O tempo foi passando. Como gostava de tomar banho na represa, aquele menino, peralta como ele só! A mãe se preocupava e dizia para o pai do receio de seu filho se afogar naquelas águas tão fundas. – “Besteira mulher. Na água esse menino não morrerá. Não ouviu o que a velha Chica falou? Deixa o menino brincar, nadando e mergulhando na represa. Tá crescendo forte e corado que só ele! Depois, ele tem uma missão a cumprir ao lado dos pobres, trazendo alívio aos corações das mães e de todos aqueles que, em desespero, haverão de procurá-lo”.

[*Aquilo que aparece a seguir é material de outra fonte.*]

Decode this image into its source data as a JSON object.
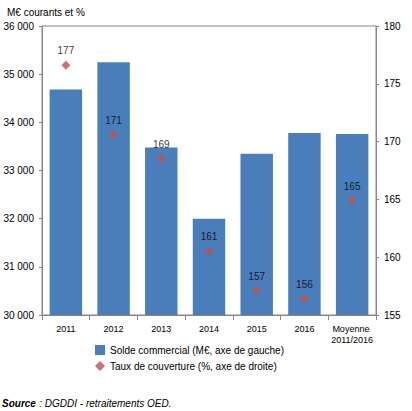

De fato, cresceu, estudou, trabalhou em vários hospitais e sempre trazendo uma palavra de conforto e ajuda aos que a ele recorriam. E quando tinha uma folga, ia em busca de algum lugar onde tivesse águas profundas e em abundância para dar as suas “braçadas”, recordando seus tempos de infância. Procurava infundir na esposa e filhos a confiança no seu destino, na previsão da velha Chica. Certa feita, já casado e com uma filhinha, estava a apreciar a chegada das águas das barragens que haviam arrebentado em seu percurso e faziam sangrar determinada lagoa, quando, de súbito, sente um grande impacto. Era a água que mais forte alcançara-o, levando o sapato do seu pé esquerdo. Mas... foi só um susto, que logo passou. Aquilo era água e não fogo.

Destemido senhor! Só uma coisa não fazia por dinheiro algum, nem que tivesse a maior pressa e a maior urgência em resolver alguns de seus negócios: viajar de avião. Nem mesmo quando foi inaugurada a linha aérea como parte dos festejos do aniversário da cidade que tanto amava. Água, sim! Fogo, só mesmo no final de sua jornada que, aliás, esperava não fosse tão cedo.

E num fatídico final de semana, vai de carro próprio à sua fazenda em outro município. Com vizinhos, colegas, amigos, reunidos em uma outra fazenda, ele passa o tempo descontraidamente. Ali deixando o carro, retorna de lancha. Alegria pura! Sempre se recordava da tia Chica e, por isso mesmo, ia tranqüilo. A embarcação gira rapidamente e dois caem na água. Nosso amigo sabia nadar, e foi acudido o outro que nunca havia entrado n’água. Preocupou-se, nosso amigo? Nem um pouco! Estava na água e não na cabine de um avião. Só que...

Uma única vez tia Chica errara em suas previsões.

Triste ironia! Naquela tarde, a cidade inteira, consternada, vê chegar o corpo daquele representante. Vaticinado a morrer queimado, perde a vida em meio às águas com as quais tanto se familiarizava, e de maneira tão banal!

Que sabemos, nós, do destino?

-delia-

(Qualquer semelhança com a realidade não será mera coincidência, pois... baseado em fatos reais. “Agüenta coração!”).